I look forward to reading more about how they do the targeting and tuning.

HeliosPanoptes · 2023-08-05T00:50:31

Hi! Author here. Xsmith provides a lot of ways to tune the choices it makes during program generation. By far the easiest, and the one used a lot in Wasmlike (the fuzzer in this thesis), is adjusting the weight of each AST node. It doesn’t just have to be a static weight though! It can be a function of any number of attributes present in the AST so far when that choice is made!

For example, to get a nice spread of function sizes, Wasmlike limits the AST depth of new functions based on how many were generated so far. If the maximum depth isn’t limited, program size and generation time explodes. If the depth is just a simple continuation of where the function was first called from, the resulting program will have a ridiculous number of one liner functions without any medium sized ones.

pfdietz · 2023-08-05T02:15:50

Do you do swarm testing, where you random disable some fraction of the kinds of choices for generating program fragments before generating the AST? If so, how did that help?
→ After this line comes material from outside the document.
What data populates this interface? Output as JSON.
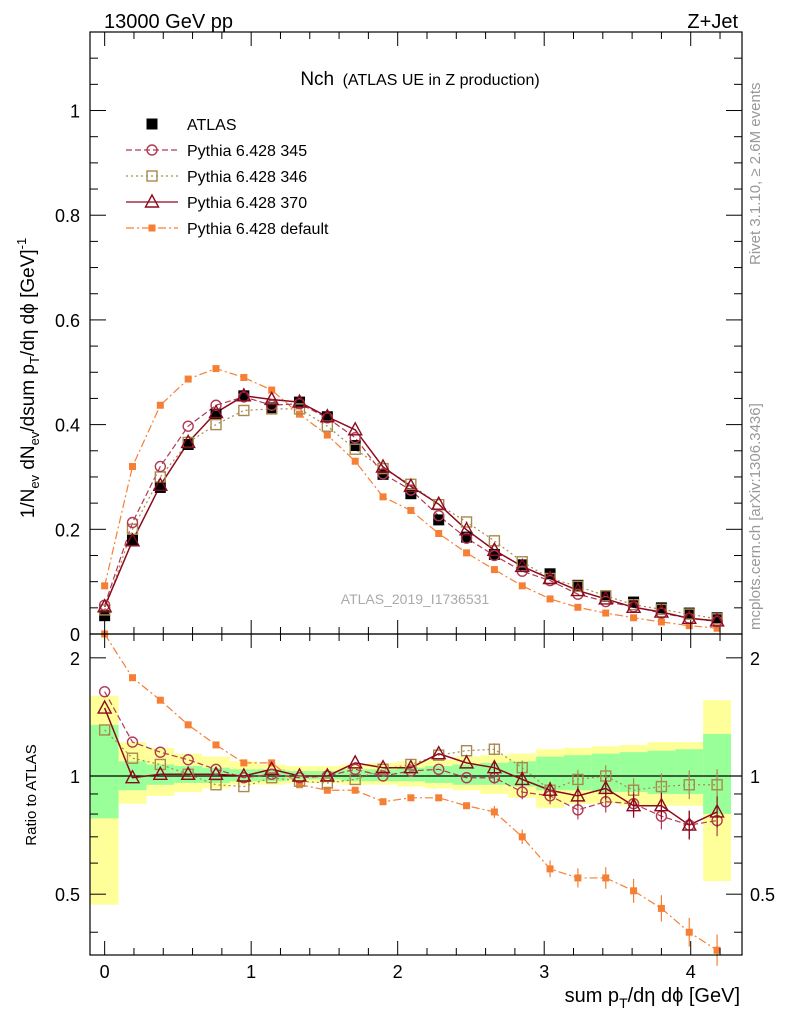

HeliosPanoptes · 2023-08-05T05:00:46

Come to think of it, there is something similar that Xsmith can do with parametric randomness, where it can change just one small choice in the chain of decisions that made a random program. It’s a library developed by a previous masters student at the research lab, and it’s called Clotho: https://docs.racket-lang.org/clotho/index.html.
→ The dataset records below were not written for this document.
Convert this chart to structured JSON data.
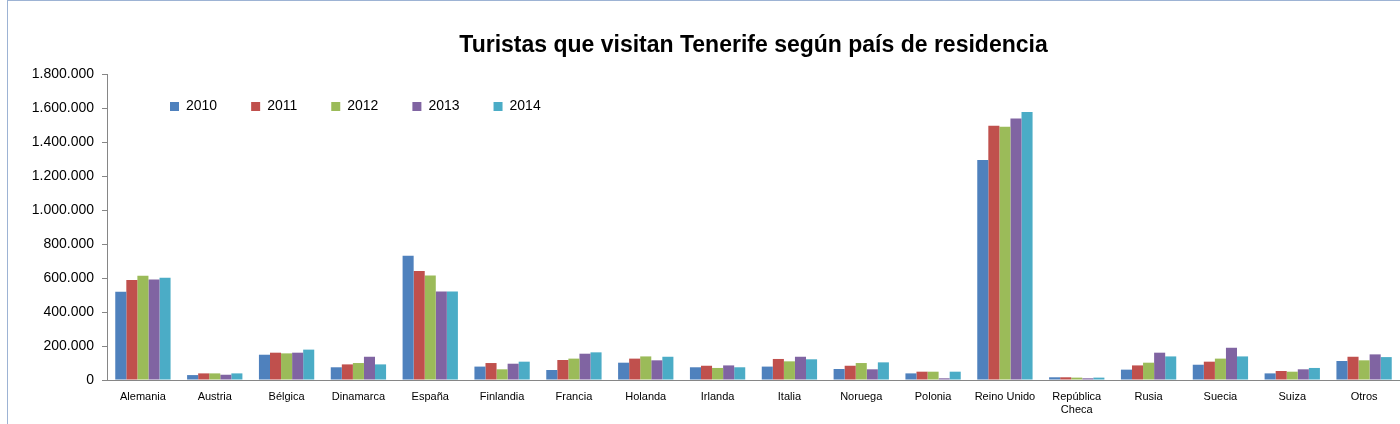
{
  "chart_data": {
    "type": "bar",
    "title": "Turistas que visitan Tenerife según país de residencia",
    "categories": [
      "Alemania",
      "Austria",
      "Bélgica",
      "Dinamarca",
      "España",
      "Finlandia",
      "Francia",
      "Holanda",
      "Irlanda",
      "Italia",
      "Noruega",
      "Polonia",
      "Reino Unido",
      "República Checa",
      "Rusia",
      "Suecia",
      "Suiza",
      "Otros"
    ],
    "series": [
      {
        "name": "2010",
        "color": "#4f81bd",
        "values": [
          520000,
          29000,
          149000,
          75000,
          732000,
          79000,
          59000,
          102000,
          75000,
          79000,
          65000,
          39000,
          1296000,
          16000,
          61000,
          90000,
          39000,
          112000
        ]
      },
      {
        "name": "2011",
        "color": "#c0504d",
        "values": [
          589000,
          39000,
          161000,
          92000,
          642000,
          100000,
          118000,
          126000,
          84000,
          124000,
          84000,
          49000,
          1498000,
          16000,
          86000,
          108000,
          53000,
          137000
        ]
      },
      {
        "name": "2012",
        "color": "#9bbb59",
        "values": [
          614000,
          39000,
          157000,
          100000,
          616000,
          63000,
          126000,
          139000,
          71000,
          110000,
          100000,
          49000,
          1492000,
          14000,
          102000,
          126000,
          49000,
          116000
        ]
      },
      {
        "name": "2013",
        "color": "#8064a2",
        "values": [
          593000,
          31000,
          161000,
          137000,
          522000,
          96000,
          155000,
          116000,
          86000,
          137000,
          63000,
          10000,
          1541000,
          10000,
          161000,
          190000,
          63000,
          151000
        ]
      },
      {
        "name": "2014",
        "color": "#4bacc6",
        "values": [
          603000,
          39000,
          179000,
          92000,
          522000,
          108000,
          163000,
          137000,
          75000,
          122000,
          104000,
          49000,
          1580000,
          14000,
          139000,
          139000,
          71000,
          135000
        ]
      }
    ],
    "ylim": [
      0,
      1800000
    ],
    "yticks": [
      0,
      {
        "value": 200000,
        "label": "200.000"
      },
      {
        "value": 400000,
        "label": "400.000"
      },
      {
        "value": 600000,
        "label": "600.000"
      },
      {
        "value": 800000,
        "label": "800.000"
      },
      {
        "value": 1000000,
        "label": "1.000.000"
      },
      {
        "value": 1200000,
        "label": "1.200.000"
      },
      {
        "value": 1400000,
        "label": "1.400.000"
      },
      {
        "value": 1600000,
        "label": "1.600.000"
      },
      {
        "value": 1800000,
        "label": "1.800.000"
      }
    ],
    "legend": "top left",
    "grid": false
  }
}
The idea is to enable feedback directed fuzzing for a senantically valid random program generator. I believe that adding this to the Wasm fuzzer is the ‘next step’ in the ongoing research.

So not quite swarm testing, but a bit closer in terms of focused fuzzing instead of a shotgun approach.

HeliosPanoptes · 2023-08-05T02:34:45

Short answer: no. The focus was on always generating semantically valid programs. That said, there is a lot of work on avoiding nondeterministic or undefined behavior, like division by zero or negative square roots.

There are also a few ‘feature’ flags to enable/disable things like floating point operations in the case that it would affect results, but that never actually came up in testing, and the tests runs we did used roughly the same configurations.

fasterik · 2023-08-05T11:11:53

I think random/fuzz testing is far more effective than unit testing. I pretty much don't write individual test cases anymore. I write a test that throws random data at a system or does random operations on it. Combined with a liberal use of assertions, it usually catches bugs very quickly.

pfdietz · 2023-08-05T13:45:35

The key point is that a program can generate inputs far faster than you can. So a testing system based on generation of inputs can create and execute far more cases than manual creation of individual unit tests.

The problem becomes determining if the test has failed. You should be creating properties to test, not inputs.

There used to be, back in the stone age of computing, this notion that random generation of test inputs was bad because it would waste valuable computing time. It was thought to be better to manually create carefully crafted individual tests. But the relative cost of people vs. the computer has changed by many orders of magnitude since then.